The first is a reaction to the process of self-exploration, and the emotions that this brings with it. While some experiences may be positive, this process naturally can bring about negative feelings as well. Repressed past traumas, buried emotions and unrealised self-perceptions are rarely easy to feel and should be tackled only with the awareness that the process may bring grief and distress with it.
The second, however, lies more in feeling than in thoughts. “Experiences can be quite extreme, to the extent of inducing paranoia, delusions, confusion, mania or depression”, says Williams. Miguel Farias and Catherine Wikholm tackle this little known aspect in their book “The Buddha Pill” and have sought to explore all aspects of mindfulness as a treatment. In their blog post on The Conversation, they use the following analogy:
“For some, penicillin is life saving; for others, it induces a harmful reaction. Just because your friend or family member responds to a pill a certain way, does not mean you will respond in the same way. The same is also true with mindfulness: for some, it may be very effective or it may not work at all, for others, there may be harmful effects.”
In his criticism of the overabundant use of psychiatric drugs, James Davies concludes, “I believe that psychiatry is not the enemy; that the people I have disagreed with are not the enemy.
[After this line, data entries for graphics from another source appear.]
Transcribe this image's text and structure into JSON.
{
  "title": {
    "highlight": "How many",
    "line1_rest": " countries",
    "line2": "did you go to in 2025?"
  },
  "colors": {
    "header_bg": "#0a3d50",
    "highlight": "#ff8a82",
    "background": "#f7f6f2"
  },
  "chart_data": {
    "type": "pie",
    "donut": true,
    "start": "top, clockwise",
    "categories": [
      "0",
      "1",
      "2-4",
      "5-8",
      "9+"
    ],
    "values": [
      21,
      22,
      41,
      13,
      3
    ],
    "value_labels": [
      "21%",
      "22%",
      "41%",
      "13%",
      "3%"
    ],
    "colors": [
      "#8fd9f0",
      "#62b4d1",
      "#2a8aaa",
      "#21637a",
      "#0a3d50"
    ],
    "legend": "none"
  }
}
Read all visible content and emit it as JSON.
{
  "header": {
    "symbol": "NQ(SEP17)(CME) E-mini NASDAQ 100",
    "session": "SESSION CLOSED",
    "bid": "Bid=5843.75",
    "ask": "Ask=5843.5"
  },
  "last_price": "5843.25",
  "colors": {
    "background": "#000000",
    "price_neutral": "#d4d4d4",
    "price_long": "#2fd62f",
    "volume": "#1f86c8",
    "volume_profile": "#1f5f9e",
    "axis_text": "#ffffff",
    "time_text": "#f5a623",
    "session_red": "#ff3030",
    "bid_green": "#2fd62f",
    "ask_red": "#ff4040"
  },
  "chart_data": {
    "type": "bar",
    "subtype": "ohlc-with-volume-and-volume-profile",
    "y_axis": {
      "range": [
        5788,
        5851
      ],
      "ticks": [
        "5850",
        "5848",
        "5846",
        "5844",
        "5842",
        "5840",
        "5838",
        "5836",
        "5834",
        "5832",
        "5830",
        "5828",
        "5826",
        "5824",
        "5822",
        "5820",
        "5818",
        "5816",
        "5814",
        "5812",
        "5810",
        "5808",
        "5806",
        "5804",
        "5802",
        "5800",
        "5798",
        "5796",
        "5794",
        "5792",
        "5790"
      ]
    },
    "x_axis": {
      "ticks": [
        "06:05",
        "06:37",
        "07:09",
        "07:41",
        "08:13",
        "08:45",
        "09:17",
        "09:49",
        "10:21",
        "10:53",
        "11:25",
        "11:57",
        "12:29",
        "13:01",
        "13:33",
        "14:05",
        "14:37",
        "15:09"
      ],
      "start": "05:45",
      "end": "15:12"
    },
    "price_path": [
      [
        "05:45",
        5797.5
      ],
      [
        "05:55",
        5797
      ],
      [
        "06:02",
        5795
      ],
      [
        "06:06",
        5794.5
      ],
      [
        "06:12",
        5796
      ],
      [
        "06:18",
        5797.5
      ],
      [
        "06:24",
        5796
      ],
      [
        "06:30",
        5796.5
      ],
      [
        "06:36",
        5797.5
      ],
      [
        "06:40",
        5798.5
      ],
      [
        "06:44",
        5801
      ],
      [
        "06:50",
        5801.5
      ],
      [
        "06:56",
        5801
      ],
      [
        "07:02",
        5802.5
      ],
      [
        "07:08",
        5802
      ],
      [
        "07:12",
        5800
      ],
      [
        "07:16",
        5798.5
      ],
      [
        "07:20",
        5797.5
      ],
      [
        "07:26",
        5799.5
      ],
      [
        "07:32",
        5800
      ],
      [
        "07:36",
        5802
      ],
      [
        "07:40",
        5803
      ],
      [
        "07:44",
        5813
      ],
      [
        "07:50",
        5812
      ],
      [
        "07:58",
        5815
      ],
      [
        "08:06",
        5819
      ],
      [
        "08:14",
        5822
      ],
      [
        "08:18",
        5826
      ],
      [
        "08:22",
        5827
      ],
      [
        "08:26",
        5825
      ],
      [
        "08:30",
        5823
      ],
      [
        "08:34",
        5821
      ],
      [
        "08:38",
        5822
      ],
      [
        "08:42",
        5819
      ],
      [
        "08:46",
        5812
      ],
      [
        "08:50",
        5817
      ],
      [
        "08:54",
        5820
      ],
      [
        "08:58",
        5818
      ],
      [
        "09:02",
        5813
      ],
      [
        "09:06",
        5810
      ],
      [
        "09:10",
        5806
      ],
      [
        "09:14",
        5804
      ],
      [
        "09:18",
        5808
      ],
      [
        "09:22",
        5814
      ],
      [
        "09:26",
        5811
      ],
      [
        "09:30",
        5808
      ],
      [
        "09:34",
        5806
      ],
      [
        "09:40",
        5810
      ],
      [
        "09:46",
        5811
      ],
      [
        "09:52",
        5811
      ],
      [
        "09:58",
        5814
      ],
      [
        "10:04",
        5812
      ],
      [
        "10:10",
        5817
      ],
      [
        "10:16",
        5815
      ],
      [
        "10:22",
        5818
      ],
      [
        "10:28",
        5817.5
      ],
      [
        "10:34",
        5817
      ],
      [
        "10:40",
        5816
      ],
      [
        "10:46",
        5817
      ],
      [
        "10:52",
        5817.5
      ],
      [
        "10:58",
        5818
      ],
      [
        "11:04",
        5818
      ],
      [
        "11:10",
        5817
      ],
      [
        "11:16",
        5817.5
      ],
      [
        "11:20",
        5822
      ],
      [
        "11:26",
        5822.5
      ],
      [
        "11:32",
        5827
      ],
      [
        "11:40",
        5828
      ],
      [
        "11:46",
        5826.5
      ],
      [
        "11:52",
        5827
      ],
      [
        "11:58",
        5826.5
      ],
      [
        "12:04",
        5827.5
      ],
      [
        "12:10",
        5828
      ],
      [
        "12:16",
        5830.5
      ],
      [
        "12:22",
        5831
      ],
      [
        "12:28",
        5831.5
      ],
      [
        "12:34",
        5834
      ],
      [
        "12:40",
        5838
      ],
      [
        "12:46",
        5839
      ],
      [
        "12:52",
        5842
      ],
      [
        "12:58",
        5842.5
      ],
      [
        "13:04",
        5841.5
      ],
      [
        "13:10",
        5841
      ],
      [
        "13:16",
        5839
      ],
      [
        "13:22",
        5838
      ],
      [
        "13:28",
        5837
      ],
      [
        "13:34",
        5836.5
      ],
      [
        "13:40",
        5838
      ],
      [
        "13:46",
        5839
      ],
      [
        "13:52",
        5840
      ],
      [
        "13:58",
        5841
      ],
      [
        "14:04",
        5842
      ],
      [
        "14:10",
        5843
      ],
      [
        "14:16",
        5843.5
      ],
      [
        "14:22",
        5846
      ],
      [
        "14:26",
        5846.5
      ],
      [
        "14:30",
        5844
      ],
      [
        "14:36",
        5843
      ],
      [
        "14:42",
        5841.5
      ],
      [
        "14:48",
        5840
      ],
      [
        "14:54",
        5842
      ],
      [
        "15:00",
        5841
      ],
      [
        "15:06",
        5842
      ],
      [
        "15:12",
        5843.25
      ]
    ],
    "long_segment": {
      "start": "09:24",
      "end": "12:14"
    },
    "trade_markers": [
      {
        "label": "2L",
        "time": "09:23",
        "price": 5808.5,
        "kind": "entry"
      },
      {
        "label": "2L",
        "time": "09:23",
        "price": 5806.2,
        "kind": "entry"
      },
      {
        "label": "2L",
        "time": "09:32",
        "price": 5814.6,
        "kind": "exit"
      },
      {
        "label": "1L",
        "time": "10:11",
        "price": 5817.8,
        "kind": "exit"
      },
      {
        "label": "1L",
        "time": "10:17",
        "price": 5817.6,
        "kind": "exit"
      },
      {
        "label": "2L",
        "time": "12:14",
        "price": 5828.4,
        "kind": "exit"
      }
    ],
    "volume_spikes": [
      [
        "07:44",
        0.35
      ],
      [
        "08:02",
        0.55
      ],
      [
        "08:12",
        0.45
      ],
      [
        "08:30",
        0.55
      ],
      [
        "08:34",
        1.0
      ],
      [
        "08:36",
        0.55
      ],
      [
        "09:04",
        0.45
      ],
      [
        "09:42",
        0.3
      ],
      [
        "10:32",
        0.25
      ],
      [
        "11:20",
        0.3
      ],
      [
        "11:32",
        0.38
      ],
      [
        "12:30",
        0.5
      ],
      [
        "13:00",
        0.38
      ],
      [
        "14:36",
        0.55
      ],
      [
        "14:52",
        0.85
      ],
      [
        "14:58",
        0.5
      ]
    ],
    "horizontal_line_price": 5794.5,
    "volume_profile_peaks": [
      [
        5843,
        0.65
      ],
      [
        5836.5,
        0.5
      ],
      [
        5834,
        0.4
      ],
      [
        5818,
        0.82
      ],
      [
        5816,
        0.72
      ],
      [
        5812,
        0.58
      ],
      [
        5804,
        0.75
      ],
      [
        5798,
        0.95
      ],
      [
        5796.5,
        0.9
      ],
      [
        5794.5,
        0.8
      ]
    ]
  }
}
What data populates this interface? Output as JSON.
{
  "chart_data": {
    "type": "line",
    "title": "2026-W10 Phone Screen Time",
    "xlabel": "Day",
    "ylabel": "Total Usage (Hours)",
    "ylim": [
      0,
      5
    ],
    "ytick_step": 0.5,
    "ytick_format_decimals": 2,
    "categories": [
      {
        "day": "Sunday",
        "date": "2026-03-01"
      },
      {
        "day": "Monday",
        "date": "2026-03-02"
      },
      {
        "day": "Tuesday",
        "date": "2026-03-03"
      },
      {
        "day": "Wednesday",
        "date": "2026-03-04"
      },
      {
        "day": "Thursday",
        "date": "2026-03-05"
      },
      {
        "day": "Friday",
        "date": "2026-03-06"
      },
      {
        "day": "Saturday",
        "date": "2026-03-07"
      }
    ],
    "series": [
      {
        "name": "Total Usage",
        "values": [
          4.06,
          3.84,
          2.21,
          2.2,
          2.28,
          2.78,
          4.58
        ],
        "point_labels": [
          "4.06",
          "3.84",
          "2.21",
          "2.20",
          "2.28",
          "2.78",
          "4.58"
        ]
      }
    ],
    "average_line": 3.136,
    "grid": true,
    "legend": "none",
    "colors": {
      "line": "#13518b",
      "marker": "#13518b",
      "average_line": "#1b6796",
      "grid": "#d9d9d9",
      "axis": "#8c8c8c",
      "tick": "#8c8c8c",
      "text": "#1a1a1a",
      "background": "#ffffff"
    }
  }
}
No, I believe the only enemy is anything that actively tries to conceal the inconvenient facts.”.
While Davies was campaigning for increasing alternative solutions such as mindfulness, his lense of scepticism must be applied to any and all treatments we consider using. Citing false claims of eastern tradition should not excuse mindfulness from the scrutiny of the medical community. Instead it is the responsibility of practitioners to find the treatment most suitable for themselves and their patients. Just as there is no “one-size fits all”medicine, an awareness of the limitations of mindfulness must accompany its addition to our repertoire of treatments.